Crafting cold-brew

Todd Christy of Chilmark Coffee Co. offers tips and tricks for cold-brew.

The man behind Chilmark Coffee, Todd Christy. —Edible Vineyard

So you want to make cold-brew coffee. You saw someone drinking it out of a Mason jar, and now you want in. Well, look no further.

Crazy coffee cranks have been jumping at the bit for cold-brew coffee in the past few years. Smooth, crisp, chilled coffee so fresh you’d think it came from some magically caffeinated brook deep in Yosemite.

Todd Christy, coffee wizard and owner of Chilmark Coffee Co., knows a thing or two about cold-brew coffee — he begins each day by making cold-brew coffee, and wants fellow coffee lovers to know they can too.

Christy recommends two ways to get cold-brew coffee at home — regular ol’ cold-brew, and Japanese iced coffee.

The regular cold-brew process involves mixing water and coffee grounds and letting it steep in the fridge overnight.
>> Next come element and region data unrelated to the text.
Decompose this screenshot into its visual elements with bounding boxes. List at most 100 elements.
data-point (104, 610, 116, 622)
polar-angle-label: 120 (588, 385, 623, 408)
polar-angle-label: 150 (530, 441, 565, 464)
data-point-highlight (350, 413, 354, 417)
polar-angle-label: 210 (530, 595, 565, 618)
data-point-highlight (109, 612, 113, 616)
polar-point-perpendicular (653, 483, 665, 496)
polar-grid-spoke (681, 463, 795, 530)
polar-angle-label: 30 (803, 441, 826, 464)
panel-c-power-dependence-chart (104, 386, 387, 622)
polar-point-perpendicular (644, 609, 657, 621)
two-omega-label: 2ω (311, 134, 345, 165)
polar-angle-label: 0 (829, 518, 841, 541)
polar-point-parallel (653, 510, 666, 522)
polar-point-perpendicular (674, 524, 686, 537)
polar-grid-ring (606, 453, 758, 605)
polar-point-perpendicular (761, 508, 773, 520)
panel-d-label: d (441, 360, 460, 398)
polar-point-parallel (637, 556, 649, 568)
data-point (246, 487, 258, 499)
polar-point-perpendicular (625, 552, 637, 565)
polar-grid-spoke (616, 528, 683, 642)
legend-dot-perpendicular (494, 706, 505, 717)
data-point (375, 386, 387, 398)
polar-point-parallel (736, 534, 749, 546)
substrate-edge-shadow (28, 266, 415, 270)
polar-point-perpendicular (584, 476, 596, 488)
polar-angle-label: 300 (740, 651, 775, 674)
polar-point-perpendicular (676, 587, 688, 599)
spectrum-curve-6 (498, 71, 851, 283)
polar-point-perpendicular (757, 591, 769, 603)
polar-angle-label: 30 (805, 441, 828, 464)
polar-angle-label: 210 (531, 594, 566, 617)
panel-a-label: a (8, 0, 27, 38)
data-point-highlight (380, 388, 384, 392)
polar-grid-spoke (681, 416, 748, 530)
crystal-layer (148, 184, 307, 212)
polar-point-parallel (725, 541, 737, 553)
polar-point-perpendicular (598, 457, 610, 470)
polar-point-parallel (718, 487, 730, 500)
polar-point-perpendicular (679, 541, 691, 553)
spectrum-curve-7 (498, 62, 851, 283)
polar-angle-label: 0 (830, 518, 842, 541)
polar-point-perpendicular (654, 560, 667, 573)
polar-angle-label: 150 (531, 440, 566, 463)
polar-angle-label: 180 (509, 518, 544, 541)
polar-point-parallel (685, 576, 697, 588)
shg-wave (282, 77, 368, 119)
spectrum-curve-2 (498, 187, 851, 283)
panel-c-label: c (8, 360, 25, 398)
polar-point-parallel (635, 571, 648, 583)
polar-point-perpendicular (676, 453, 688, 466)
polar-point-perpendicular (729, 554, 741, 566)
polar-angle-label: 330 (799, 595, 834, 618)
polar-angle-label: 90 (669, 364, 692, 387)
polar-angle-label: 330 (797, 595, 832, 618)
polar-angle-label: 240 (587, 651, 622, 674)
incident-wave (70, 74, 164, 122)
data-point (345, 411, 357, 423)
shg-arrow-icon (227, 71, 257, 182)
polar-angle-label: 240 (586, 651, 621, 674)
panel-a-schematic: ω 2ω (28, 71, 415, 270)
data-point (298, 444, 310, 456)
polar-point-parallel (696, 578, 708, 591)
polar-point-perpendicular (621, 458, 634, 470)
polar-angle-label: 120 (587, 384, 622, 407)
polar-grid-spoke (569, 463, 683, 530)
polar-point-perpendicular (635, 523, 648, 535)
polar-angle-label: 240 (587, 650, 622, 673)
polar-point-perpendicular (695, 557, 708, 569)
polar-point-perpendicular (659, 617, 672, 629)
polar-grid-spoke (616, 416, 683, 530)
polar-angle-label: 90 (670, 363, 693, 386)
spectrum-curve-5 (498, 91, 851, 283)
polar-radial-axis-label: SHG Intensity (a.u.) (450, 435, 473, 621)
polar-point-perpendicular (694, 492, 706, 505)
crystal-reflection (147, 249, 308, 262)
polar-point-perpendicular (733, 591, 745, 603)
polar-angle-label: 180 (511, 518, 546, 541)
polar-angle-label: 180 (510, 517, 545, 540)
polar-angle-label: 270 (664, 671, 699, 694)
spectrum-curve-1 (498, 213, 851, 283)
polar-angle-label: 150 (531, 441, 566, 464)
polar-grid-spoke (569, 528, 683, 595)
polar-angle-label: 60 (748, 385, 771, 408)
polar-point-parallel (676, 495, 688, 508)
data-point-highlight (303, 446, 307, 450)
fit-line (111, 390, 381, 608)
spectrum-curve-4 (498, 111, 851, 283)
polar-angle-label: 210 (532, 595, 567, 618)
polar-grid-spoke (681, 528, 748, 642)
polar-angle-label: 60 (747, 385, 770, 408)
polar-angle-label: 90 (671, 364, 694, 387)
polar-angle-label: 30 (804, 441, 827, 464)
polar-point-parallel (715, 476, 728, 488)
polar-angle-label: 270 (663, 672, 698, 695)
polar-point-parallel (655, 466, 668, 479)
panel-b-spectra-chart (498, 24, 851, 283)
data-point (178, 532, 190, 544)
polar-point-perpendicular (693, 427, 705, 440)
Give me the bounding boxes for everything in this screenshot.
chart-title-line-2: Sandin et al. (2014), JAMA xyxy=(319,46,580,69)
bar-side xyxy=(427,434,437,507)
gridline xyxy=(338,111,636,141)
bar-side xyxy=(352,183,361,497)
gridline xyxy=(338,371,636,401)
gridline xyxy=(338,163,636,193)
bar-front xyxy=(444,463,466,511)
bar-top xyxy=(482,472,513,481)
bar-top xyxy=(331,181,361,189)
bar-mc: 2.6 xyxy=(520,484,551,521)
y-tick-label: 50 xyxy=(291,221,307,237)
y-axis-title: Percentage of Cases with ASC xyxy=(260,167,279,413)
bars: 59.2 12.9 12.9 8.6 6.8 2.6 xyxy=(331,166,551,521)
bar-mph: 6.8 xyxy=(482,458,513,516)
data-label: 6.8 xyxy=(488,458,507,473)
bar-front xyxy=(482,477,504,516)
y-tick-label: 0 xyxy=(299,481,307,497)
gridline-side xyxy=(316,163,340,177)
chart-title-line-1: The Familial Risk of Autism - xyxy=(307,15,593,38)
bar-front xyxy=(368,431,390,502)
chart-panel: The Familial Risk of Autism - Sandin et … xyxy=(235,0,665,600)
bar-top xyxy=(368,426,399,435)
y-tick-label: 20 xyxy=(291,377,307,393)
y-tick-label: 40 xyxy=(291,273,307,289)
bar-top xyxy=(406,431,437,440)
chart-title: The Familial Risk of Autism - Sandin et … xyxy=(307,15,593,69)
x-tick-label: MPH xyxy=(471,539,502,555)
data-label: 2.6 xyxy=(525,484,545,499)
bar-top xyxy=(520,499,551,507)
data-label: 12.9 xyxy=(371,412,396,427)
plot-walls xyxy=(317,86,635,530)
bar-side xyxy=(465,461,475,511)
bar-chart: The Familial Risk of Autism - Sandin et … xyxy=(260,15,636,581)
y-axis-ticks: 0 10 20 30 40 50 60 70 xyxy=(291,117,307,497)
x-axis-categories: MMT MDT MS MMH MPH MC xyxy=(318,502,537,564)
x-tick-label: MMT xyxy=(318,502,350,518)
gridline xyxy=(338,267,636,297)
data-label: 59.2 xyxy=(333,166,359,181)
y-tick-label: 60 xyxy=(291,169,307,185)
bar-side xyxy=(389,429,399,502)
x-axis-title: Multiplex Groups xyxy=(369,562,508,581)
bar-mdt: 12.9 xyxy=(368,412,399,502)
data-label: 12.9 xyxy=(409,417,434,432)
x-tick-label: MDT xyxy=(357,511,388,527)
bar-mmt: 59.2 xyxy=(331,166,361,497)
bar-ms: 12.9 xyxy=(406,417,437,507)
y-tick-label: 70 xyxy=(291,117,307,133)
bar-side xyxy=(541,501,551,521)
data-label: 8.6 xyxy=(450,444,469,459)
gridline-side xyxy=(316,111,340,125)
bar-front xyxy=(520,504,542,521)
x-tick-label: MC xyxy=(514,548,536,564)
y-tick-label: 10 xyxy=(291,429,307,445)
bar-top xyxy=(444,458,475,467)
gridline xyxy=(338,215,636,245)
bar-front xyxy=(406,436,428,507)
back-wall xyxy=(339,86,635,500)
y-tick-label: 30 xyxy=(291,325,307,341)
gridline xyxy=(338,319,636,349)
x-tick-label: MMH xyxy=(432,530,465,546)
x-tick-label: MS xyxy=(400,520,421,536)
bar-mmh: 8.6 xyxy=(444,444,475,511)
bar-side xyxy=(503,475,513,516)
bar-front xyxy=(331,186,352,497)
Regardless of which avenue you choose, Christy recommends starting with Central American beans, specifically those grown in Costa Rica and Guatemala, which provide a fruity, bright, and clean flavor.

From there, coarsely grind the beans — don’t grind them too much. Christy uses a hand grinder each morning to grind beans for his cold-brew.

Christy says it’s best to experiment with ratios and adjust them to your fancy, but when starting out, he suggests using one cup of coffee grounds to four cups water (a typical 12-ounce bag of coffee would need about seven cups of water). This combo will create a concentrate to pack that flavorful caffeine punch. Christy swears by Toddy, a cold-brew set that makes brewing fun and easy.

Once your beans are ground and they’ve been added to your water, pop that sucker in the fridge and let it steep for eight to 10 hours. Don’t try and get fancy and leave it steeping for 24 hours.

“At eight hours, you’ve hit your maximum return on that steep,” Christy says. “Once you go beyond 10 hours, you diminish returns.”

Once it’s been steeped, strain the mixture, and you’ll have a strong coffee concentrate. Serve it in a glass with ice and enjoy.

If you’re pressed for time and you want to make a smaller batch, Japanese iced coffee is a quick way to get a cold-brew. The process involves pouring hot water directly over coffee grounds, which drip straight onto ice. Chemex offers a great glassware set that can get you started.

You know you can trust Christy, who has run a successful coffee business since 2010. During the busy and hot days at the West Tisbury Farmers Market, Christy tends to sell 15 to 20 gallons per hour of his signature nitro cold-brew — cold-brew charged with nitrogen and served on tap.